Between reading most everything on the subject
, viewing well written sales letters, and tracking my own results I have
developed my top 10 power copywriting tricks.
1. A great sales letter should make a promise, draw a picture,
prove its claims, and push the prospect into a buying decision.
(Think 4 P’s – Promise, Picture, Prove, Push)
2. Use Powerful Headlines – Some of you might think I’ve beaten
this one to death…but fewer than 2 out of 10 people will read
your letter if you don’t have a good headline…you can’t sell
anything if they don’t read the offer.
3. Write Like You Speak – English scholars will find this advice
abhorrent, (sorry!) but a sales letter or ad is simply selling in
print, so sell like you sell. Many writers lose their way when
they attempt to use feckless language. (huh?)
4. Pepper your reader with benefits. Tell them what’s in it for
them. It doesn’t really matter that you have a 100% on time
policy unless you make them realize that means they won’t have
to waste their time waiting on you.
5. Use testimonials – Getting testimonials to use in your
marketing materials can be some work but it’s well worth it.
People love to read that someone just like them thinks your
company is great or that your service provided them with a
very specific benefit.
6. Have a specific call to action – Many small business ads and
sales materials don’t really tell you what they want you to do.
They stop just short of leading you. Take your reader by the
hand and tell them exactly what you want them to do next. Call
for more information, download a fr~ee report, attend a seminar?
7. Make it easy to respond – In this day and age that means:
800 #, fax, email, website, mobile, voice mail, credit cards,
check by fax. Don’t give your readers and clients a reason to
say no…sometimes it doesn’t take much.
8. Repetition – Don’t assume that every reader will read your
entire marketing pitch. Some will scan. Repeat your benefits,
say them in different ways, use examples to illustrate them.
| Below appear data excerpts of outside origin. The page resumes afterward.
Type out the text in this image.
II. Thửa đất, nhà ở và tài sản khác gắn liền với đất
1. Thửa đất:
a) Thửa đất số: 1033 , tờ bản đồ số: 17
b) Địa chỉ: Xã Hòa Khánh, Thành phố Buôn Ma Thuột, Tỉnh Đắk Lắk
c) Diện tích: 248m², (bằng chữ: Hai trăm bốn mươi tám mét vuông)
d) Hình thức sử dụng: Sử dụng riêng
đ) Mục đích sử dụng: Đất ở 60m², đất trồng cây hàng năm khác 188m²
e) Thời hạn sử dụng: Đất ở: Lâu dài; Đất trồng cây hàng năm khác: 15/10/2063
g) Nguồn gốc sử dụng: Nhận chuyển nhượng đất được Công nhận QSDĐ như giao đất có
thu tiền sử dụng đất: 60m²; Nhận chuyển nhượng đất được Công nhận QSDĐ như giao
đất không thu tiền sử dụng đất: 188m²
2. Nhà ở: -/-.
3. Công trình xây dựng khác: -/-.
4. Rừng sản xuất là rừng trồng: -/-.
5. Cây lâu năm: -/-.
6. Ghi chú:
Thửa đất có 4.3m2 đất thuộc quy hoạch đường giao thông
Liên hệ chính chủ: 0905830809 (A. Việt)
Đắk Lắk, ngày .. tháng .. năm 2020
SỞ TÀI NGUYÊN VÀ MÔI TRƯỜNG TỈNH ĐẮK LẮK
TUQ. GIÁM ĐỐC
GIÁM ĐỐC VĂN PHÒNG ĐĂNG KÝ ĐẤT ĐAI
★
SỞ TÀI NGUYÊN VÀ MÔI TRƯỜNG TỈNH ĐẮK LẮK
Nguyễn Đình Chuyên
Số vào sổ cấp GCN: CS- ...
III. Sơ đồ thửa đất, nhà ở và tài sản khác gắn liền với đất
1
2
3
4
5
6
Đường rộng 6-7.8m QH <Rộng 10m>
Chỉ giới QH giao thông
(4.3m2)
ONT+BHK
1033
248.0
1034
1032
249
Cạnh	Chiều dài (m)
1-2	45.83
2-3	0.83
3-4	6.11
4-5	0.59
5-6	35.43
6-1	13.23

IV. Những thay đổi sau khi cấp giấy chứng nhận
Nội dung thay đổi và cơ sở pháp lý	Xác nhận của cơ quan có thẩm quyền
9. Longer is better – It doesn’t mean you need to ramble but,
in order for someone to get the real picture you are trying
to draw for them, including testimonials, examples, benefits,
and buying options, you must provide them with enough content
to do the job. Don’t make the mistake of believing no one will
read a letter that is more than one page. If your headline is
compelling and your copy sings, they will follow to the end
and then you will have them.
10. End with the beginning again – Restate what you have to
offer, wrap up what you want them to do, and retell them how
they are going to benefit by doing it now.